Head south to Hood River, Ore., for a ride on the Mount Hood Railroad’s Polar Express holiday train. Read along with the story as the train makes a 75-minute round trip to what is alleged to be the North Pole. (A certain suspension of disbelief is required here since the railroad is limited to 22 miles of track in the Columbia River Gorge.) Sip cocoa, munch cookies, sing carols and meet Santa. Kids encouraged to wear their jammies.
3 Enjoy 'Mum-vember' at Portland's Chinese garden
10 a.m.-5 p.m. daily through November, $7-$9.50 admission; family pass $28. 239 N.W. Everett St., Portland.

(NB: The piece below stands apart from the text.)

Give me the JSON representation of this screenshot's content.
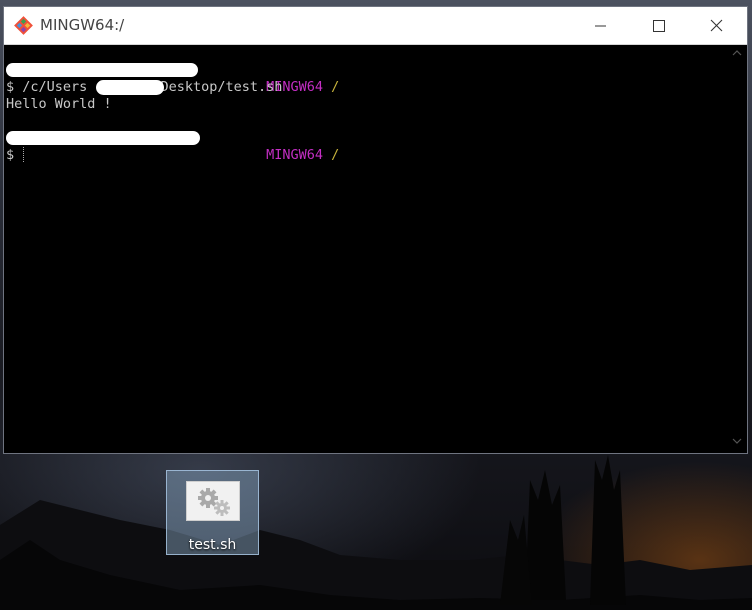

Looking for something more autumnal than yule-themed? Portland’s Lan Su Chinese garden continues to observe “Mum-vember.” Celebrate the importance in Chinese culture of the chrysanthemum, revered for its late and long-lasting blooms, characteristics likened to those of a mature scholar whose wisdom and integrity grows with each year. More than 500 potted mums decorate the garden, along with the Blossoms of Happiness Art Exhibition. Saturday, Nov. 22, the garden’s horticulturist gives a talk on “Ornamental Pruning Demystified.”